ECLI:NL:RBSGR:2001:AB1916
Rechtbank 's-Gravenhage
- Eerste aanleg - enkelvoudig
- Rechtspraak.nl
Onrechtmatige bewaring van Algerijnse vreemdeling en schending hoorplicht
In deze zaak gaat het om de rechtmatigheid van de bewaring van een Algerijnse vreemdeling, eiser, die op 12 april 2001 in bewaring is gesteld op grond van artikel 59, eerste lid, van de Vreemdelingenwet 2000 (Vw 2000). Het bevel tot bewaring was op 11 april 2001 aan eiser uitgereikt, maar de rechtbank heeft vastgesteld dat de hoorplicht, zoals neergelegd in artikel 94, eerste lid, van de Vw 2000, is geschonden. De zitting vond pas plaats op 2 mei 2001, wat meer dan de toegestane termijn van zeven dagen na de kennisgeving van de inbewaringstelling overschreed. De rechtbank oordeelt dat deze termijnoverschrijding niet aan eiser kan worden toegerekend, aangezien de oorzaak buiten zijn invloedsfeer ligt.

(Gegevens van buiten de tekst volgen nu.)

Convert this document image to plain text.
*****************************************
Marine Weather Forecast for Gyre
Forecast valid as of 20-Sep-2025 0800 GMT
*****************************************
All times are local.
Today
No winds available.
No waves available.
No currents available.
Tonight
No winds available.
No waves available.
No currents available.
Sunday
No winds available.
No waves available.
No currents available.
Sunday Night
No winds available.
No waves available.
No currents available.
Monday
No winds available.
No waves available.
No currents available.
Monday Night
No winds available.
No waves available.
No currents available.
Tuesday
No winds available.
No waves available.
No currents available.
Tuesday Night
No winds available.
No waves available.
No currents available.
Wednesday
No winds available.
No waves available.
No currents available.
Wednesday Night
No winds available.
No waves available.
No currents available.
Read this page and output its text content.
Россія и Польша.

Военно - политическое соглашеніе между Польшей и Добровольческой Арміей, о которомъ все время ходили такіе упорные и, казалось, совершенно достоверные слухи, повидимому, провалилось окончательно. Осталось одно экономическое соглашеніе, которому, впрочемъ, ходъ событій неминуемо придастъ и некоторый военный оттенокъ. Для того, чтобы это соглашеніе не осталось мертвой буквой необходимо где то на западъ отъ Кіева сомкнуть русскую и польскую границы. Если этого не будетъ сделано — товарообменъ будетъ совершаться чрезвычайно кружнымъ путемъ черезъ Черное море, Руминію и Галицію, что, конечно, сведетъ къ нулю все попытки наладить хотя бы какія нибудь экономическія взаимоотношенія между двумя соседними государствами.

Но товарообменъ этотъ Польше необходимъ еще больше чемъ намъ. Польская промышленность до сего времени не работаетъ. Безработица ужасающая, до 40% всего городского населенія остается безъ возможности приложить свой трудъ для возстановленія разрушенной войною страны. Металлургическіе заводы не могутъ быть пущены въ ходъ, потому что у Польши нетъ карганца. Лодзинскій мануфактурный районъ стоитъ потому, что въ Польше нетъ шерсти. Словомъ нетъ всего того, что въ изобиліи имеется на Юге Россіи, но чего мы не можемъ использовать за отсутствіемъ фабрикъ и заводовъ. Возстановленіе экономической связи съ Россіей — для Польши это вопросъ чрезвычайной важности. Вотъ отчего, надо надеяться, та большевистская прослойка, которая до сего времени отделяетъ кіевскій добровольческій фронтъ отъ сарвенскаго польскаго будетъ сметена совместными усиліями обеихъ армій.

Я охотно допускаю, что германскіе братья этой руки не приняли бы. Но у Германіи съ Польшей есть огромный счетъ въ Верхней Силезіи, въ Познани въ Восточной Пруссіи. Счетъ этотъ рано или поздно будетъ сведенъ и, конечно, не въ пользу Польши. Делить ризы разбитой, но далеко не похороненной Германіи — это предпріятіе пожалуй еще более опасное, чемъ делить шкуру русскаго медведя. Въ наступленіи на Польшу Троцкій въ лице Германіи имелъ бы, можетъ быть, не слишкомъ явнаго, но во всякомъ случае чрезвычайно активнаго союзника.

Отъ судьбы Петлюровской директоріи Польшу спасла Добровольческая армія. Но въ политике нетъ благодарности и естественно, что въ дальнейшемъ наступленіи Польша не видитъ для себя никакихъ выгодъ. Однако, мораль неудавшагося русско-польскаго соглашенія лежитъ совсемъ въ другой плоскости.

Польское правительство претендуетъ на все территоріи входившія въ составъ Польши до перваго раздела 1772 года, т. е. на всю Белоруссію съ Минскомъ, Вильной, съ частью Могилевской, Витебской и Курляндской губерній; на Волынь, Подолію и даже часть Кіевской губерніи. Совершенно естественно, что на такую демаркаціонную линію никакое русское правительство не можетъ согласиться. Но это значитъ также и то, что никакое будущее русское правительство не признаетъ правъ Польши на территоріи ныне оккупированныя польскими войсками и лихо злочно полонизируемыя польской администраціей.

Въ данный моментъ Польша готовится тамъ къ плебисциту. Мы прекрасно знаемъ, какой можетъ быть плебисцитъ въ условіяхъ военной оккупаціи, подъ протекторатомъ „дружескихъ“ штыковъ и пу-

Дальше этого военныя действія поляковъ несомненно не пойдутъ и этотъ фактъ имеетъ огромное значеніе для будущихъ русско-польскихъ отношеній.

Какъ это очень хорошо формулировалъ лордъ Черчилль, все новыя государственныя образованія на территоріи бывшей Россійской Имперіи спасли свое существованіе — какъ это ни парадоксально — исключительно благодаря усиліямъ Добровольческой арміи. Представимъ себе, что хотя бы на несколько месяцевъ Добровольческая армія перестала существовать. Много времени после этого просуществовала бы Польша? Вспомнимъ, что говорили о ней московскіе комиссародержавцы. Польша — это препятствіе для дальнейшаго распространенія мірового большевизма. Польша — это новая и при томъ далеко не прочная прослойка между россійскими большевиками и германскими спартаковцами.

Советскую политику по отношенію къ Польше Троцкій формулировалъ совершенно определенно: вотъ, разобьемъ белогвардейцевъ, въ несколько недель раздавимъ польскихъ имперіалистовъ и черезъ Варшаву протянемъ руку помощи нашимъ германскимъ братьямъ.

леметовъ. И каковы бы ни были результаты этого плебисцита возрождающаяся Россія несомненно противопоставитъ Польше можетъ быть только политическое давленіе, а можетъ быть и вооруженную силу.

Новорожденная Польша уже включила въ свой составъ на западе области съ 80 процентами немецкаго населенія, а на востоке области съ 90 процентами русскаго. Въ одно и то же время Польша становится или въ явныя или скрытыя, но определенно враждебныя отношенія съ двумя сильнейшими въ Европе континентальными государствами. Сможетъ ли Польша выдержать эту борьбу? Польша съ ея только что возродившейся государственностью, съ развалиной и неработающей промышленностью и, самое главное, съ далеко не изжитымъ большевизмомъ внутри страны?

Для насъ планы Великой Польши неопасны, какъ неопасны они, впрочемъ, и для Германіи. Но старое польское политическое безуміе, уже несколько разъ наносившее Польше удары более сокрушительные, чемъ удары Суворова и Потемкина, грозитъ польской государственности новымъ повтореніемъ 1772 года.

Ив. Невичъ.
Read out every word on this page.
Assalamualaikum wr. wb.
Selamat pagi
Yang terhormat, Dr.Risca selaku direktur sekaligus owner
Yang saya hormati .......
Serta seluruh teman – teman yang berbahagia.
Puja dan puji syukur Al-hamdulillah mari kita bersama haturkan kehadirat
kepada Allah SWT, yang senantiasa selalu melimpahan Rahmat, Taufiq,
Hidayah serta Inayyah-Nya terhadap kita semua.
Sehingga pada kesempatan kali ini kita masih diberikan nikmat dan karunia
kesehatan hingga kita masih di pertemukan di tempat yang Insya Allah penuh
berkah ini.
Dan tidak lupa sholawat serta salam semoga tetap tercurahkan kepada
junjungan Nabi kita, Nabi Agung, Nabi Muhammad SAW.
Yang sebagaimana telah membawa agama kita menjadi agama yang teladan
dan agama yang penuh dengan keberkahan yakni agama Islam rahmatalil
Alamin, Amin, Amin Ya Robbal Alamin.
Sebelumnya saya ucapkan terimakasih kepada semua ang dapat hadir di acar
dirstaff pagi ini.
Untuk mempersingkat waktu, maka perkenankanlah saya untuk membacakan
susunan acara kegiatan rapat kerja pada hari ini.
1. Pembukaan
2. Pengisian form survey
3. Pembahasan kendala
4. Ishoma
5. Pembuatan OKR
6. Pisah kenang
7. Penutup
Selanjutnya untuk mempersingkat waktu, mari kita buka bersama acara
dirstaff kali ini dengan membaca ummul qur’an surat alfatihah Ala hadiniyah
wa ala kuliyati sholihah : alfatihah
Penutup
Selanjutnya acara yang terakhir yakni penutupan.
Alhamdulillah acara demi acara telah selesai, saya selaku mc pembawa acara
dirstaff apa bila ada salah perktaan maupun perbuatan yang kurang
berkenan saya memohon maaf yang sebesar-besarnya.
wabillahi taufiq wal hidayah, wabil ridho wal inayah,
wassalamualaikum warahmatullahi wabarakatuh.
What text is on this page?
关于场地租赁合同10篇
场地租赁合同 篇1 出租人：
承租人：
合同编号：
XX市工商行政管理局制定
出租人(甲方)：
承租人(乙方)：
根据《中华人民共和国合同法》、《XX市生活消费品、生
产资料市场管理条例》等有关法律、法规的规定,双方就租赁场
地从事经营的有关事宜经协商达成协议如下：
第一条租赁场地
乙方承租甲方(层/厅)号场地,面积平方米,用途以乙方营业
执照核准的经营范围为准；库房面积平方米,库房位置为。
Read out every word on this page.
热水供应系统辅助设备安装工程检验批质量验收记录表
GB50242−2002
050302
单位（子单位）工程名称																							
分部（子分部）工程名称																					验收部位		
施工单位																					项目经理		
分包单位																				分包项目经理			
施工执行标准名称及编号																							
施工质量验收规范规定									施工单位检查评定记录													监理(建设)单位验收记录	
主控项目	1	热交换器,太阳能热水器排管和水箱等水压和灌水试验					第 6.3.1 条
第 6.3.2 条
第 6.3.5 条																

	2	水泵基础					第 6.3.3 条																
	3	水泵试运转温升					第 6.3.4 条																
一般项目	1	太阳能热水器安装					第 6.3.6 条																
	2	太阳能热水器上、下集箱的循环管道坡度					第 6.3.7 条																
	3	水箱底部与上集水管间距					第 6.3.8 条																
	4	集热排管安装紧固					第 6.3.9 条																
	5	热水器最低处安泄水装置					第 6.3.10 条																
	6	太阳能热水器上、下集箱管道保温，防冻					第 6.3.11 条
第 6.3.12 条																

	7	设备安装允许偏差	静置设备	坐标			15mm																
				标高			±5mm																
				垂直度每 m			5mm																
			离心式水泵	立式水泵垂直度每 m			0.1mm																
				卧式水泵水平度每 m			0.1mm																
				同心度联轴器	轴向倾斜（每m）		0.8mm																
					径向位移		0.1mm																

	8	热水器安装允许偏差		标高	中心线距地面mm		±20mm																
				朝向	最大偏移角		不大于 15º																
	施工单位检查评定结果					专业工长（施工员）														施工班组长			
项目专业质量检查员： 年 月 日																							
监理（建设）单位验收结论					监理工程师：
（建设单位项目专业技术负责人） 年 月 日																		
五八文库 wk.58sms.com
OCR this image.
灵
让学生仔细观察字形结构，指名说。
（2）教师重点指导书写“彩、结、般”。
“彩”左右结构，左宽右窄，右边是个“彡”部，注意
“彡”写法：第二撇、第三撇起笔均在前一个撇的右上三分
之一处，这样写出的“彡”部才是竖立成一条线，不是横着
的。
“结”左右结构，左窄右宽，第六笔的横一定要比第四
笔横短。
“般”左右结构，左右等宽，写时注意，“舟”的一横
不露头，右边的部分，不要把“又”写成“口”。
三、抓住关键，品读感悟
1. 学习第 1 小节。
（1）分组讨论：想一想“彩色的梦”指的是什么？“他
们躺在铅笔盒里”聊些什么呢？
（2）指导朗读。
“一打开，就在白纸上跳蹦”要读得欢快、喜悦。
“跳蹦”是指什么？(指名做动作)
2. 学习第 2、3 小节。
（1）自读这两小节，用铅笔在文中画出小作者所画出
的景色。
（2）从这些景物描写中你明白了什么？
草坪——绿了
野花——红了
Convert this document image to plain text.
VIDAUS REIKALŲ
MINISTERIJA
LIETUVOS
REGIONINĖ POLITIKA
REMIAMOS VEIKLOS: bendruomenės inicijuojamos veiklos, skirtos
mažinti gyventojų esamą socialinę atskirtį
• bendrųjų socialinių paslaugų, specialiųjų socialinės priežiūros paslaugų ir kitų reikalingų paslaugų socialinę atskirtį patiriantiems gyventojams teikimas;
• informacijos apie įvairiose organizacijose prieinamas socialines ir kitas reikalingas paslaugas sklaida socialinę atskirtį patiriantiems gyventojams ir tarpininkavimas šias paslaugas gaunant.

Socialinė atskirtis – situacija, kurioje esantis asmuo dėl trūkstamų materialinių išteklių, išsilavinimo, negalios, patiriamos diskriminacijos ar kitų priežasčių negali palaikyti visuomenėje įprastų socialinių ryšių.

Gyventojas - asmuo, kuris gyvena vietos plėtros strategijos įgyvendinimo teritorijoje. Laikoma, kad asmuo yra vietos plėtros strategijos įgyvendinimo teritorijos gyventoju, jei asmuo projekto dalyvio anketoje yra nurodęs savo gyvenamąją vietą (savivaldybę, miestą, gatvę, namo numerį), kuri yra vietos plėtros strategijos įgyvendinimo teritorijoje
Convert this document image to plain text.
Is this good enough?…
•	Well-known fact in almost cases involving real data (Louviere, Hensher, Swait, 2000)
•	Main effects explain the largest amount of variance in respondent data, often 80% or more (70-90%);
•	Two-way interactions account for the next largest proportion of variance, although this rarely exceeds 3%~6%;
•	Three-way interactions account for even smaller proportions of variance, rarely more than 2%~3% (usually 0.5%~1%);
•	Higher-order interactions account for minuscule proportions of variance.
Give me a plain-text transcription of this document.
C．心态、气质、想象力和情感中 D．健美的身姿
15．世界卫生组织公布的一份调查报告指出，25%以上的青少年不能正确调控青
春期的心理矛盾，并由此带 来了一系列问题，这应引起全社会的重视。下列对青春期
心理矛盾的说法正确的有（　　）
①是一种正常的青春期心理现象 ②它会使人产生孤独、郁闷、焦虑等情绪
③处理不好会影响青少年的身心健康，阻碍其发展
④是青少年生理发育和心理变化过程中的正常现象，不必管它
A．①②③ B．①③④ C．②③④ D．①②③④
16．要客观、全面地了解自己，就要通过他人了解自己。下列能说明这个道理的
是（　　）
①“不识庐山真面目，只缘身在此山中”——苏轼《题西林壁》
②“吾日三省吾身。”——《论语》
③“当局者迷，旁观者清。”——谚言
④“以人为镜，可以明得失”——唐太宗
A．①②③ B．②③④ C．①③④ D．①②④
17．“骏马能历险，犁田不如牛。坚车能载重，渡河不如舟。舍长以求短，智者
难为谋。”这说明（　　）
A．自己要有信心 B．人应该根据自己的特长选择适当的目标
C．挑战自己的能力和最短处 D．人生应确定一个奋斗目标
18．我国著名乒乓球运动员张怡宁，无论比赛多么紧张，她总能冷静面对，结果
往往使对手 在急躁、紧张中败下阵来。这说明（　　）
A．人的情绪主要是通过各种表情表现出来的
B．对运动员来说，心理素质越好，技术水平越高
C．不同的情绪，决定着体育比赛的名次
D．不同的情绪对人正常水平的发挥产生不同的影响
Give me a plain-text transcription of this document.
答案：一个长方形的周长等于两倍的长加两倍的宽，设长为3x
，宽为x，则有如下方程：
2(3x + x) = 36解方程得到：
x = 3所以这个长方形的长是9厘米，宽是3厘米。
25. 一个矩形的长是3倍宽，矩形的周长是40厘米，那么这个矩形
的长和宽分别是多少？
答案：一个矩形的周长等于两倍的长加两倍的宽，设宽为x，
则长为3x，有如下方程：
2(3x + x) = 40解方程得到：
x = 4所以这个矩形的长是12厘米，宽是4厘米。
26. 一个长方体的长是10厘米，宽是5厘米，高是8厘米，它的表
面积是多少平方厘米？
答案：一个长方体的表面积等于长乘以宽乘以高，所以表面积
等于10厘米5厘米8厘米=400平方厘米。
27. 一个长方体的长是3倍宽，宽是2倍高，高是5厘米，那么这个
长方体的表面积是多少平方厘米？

De rechtbank heeft verder overwogen dat de handelwijze van verweerder, die de kennisgeving van de inbewaringstelling op 13 april 2001 aan het Centraal Intake Bureau heeft gefaxt, niet voldoende voortvarend was. De rechtbank concludeert dat de bewaring onrechtmatig is met ingang van 21 april 2001, wat betekent dat eiser recht heeft op schadevergoeding. De rechtbank kent eiser een schadevergoeding toe van ƒ 1.800,- voor de onrechtmatige vrijheidsontneming en veroordeelt de Staat der Nederlanden in de proceskosten van eiser tot een bedrag van ƒ 710,-.
De uitspraak is gedaan door mr. B.E. Mildner en is openbaar uitgesproken op 3 mei 2001. Tegen deze uitspraak staat hoger beroep open bij de Afdeling bestuursrechtspraak van de Raad van State, met een termijn van één week voor het instellen van hoger beroep.